We do not know, for this time, there were no newspaper headlines about his departure, his fame long having become eclipsed by that of his suffragist wife. But it certainly caused no disruption to her busy professional and social schedule.
By early 1921, she was even asked to testify as an expert witness in front of the House Judiciary Committee in Congress about the advisibility of giving the vote to residents of Washington D.C., as she had already been central to the drive to get women the right to vote in 1920.
Daniel Paul continued to live in South Bend until his death, which came on Friday, July 1, 1921, at 11:40 p.m. A friend, C. N. Fassett, wrote an appreciation of Paul as a letter to the editor of the South Bend Tribune. Fassett said that Paul was both blind and bedridden, and had been for some years because of the effects of rheumatism.
“Instead of having a depressing and distoring influence upon his spirit,” Fassett wrote, “these afflictions conduced rather to the creation of a philosophy which kept his heart free from the bitterness of resentment and turned his mind to the comtemplation of human interest.”
Fassett said one of Paul’s favorite intellectual amusements in his latter years was to calculate in his head the number of seconds that he had been alive. No mention was made of his wife.
The summer Paul died, Nanette was spending the season sharing a cottage in Atlantic City, New Jersey, with another prominent women’s rights advocate, Anna E. Hendley. As far as can be gathered from the newspaper reports, she did not attend her husband’s funeral.
What she did do was to contest her husband’s will, which apparently sought to distribute his remaining fortune to various relatives, and not to Nanette. The battle was settled by the District of Columbia’s supreme court in the wife’s favor.
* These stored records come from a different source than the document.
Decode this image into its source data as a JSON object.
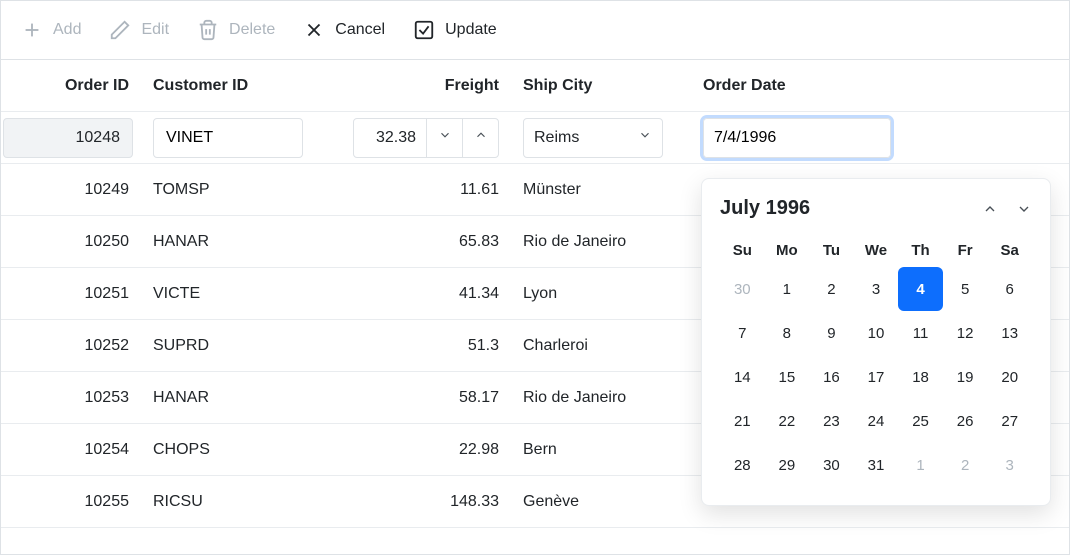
{
  "toolbar": {
    "add": {
      "label": "Add",
      "enabled": false
    },
    "edit": {
      "label": "Edit",
      "enabled": false
    },
    "delete": {
      "label": "Delete",
      "enabled": false
    },
    "cancel": {
      "label": "Cancel",
      "enabled": true
    },
    "update": {
      "label": "Update",
      "enabled": true
    }
  },
  "columns": {
    "orderId": "Order ID",
    "customerId": "Customer ID",
    "freight": "Freight",
    "shipCity": "Ship City",
    "orderDate": "Order Date"
  },
  "editRow": {
    "orderId": "10248",
    "customerId": "VINET",
    "freight": "32.38",
    "shipCity": "Reims",
    "orderDate": "7/4/1996"
  },
  "rows": [
    {
      "orderId": "10249",
      "customerId": "TOMSP",
      "freight": "11.61",
      "shipCity": "Münster"
    },
    {
      "orderId": "10250",
      "customerId": "HANAR",
      "freight": "65.83",
      "shipCity": "Rio de Janeiro"
    },
    {
      "orderId": "10251",
      "customerId": "VICTE",
      "freight": "41.34",
      "shipCity": "Lyon"
    },
    {
      "orderId": "10252",
      "customerId": "SUPRD",
      "freight": "51.3",
      "shipCity": "Charleroi"
    },
    {
      "orderId": "10253",
      "customerId": "HANAR",
      "freight": "58.17",
      "shipCity": "Rio de Janeiro"
    },
    {
      "orderId": "10254",
      "customerId": "CHOPS",
      "freight": "22.98",
      "shipCity": "Bern"
    },
    {
      "orderId": "10255",
      "customerId": "RICSU",
      "freight": "148.33",
      "shipCity": "Genève"
    }
  ],
  "calendar": {
    "title": "July 1996",
    "weekdays": [
      "Su",
      "Mo",
      "Tu",
      "We",
      "Th",
      "Fr",
      "Sa"
    ],
    "cells": [
      {
        "d": "30",
        "muted": true
      },
      {
        "d": "1"
      },
      {
        "d": "2"
      },
      {
        "d": "3"
      },
      {
        "d": "4",
        "selected": true
      },
      {
        "d": "5"
      },
      {
        "d": "6"
      },
      {
        "d": "7"
      },
      {
        "d": "8"
      },
      {
        "d": "9"
      },
      {
        "d": "10"
      },
      {
        "d": "11"
      },
      {
        "d": "12"
      },
      {
        "d": "13"
      },
      {
        "d": "14"
      },
      {
        "d": "15"
      },
      {
        "d": "16"
      },
      {
        "d": "17"
      },
      {
        "d": "18"
      },
      {
        "d": "19"
      },
      {
        "d": "20"
      },
      {
        "d": "21"
      },
      {
        "d": "22"
      },
      {
        "d": "23"
      },
      {
        "d": "24"
      },
      {
        "d": "25"
      },
      {
        "d": "26"
      },
      {
        "d": "27"
      },
      {
        "d": "28"
      },
      {
        "d": "29"
      },
      {
        "d": "30"
      },
      {
        "d": "31"
      },
      {
        "d": "1",
        "muted": true
      },
      {
        "d": "2",
        "muted": true
      },
      {
        "d": "3",
        "muted": true
      }
    ]
  }
}
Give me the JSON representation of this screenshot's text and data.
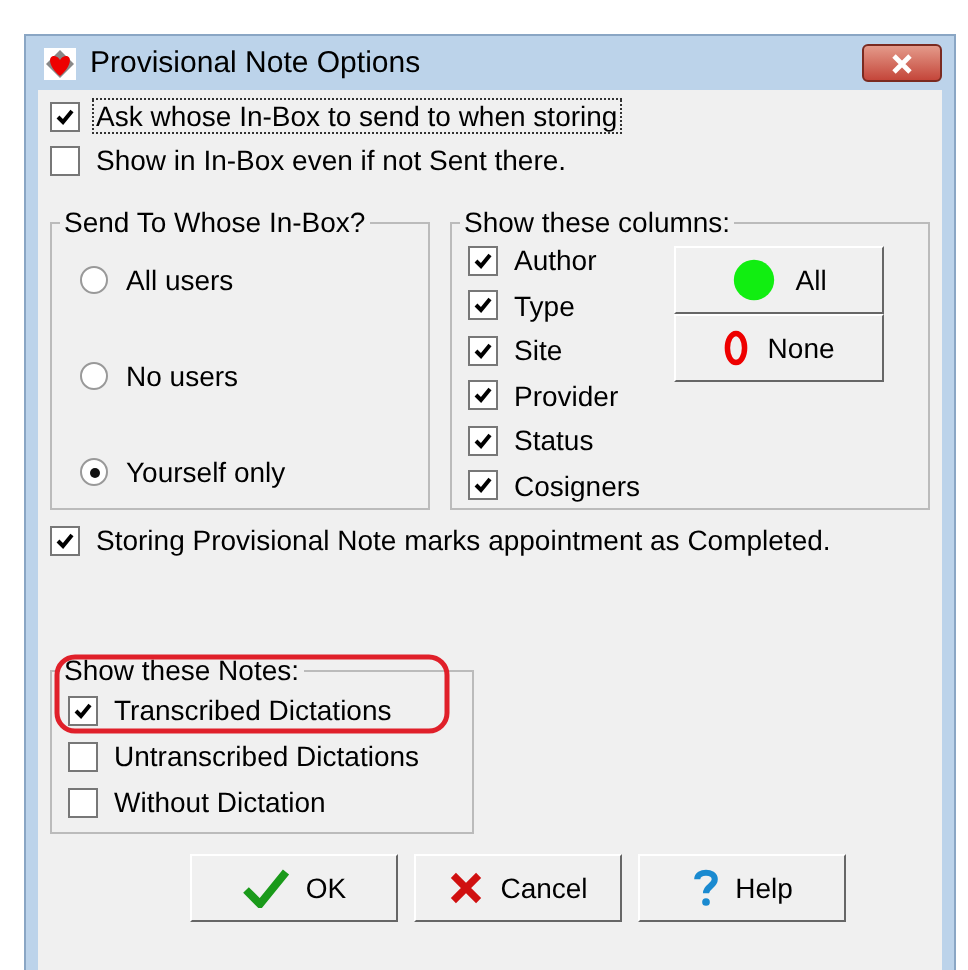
{
  "window": {
    "title": "Provisional Note Options"
  },
  "options": [
    {
      "label": "Ask whose In-Box to send to when storing",
      "checked": true,
      "focused": true
    },
    {
      "label": "Show in In-Box even if not Sent there.",
      "checked": false,
      "focused": false
    }
  ],
  "send_to": {
    "title": "Send To Whose In-Box?",
    "options": [
      {
        "label": "All users",
        "selected": false
      },
      {
        "label": "No users",
        "selected": false
      },
      {
        "label": "Yourself only",
        "selected": true
      }
    ]
  },
  "columns": {
    "title": "Show these columns:",
    "items": [
      {
        "label": "Author",
        "checked": true
      },
      {
        "label": "Type",
        "checked": true
      },
      {
        "label": "Site",
        "checked": true
      },
      {
        "label": "Provider",
        "checked": true
      },
      {
        "label": "Status",
        "checked": true
      },
      {
        "label": "Cosigners",
        "checked": true
      }
    ],
    "buttons": [
      {
        "label": "All",
        "kind": "all"
      },
      {
        "label": "None",
        "kind": "none"
      }
    ]
  },
  "completed_option": {
    "label": "Storing Provisional Note marks appointment as Completed.",
    "checked": true
  },
  "notes": {
    "title": "Show these Notes:",
    "items": [
      {
        "label": "Transcribed Dictations",
        "checked": true
      },
      {
        "label": "Untranscribed Dictations",
        "checked": false
      },
      {
        "label": "Without Dictation",
        "checked": false
      }
    ]
  },
  "buttons": [
    {
      "label": "OK",
      "kind": "ok"
    },
    {
      "label": "Cancel",
      "kind": "cancel"
    },
    {
      "label": "Help",
      "kind": "help"
    }
  ]
}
Despite their tremendous difference in age, Nanette only outlived Daniel by seven years. She succumbed on April 10, 1928, at the age of 62, after “a long illness.”
In the end, we’re left to wonder, what made these unusual people tick? We may never know. The apparent incompatibility, and their interests (or apparent lack thereof) make one wonder if it was in truth a marriage of convenience, a social screen for two people with interests they were compelled to keep hidden.
If so, it would at least possibly explain some of the odd detours of their lives. But lacking any proof, Daniel and Nanette Baker Paul remain a mysterious story of misadventure and fleeting fame, both forgotten today.
Except here, of course. History Knox is the home for forgotten stories.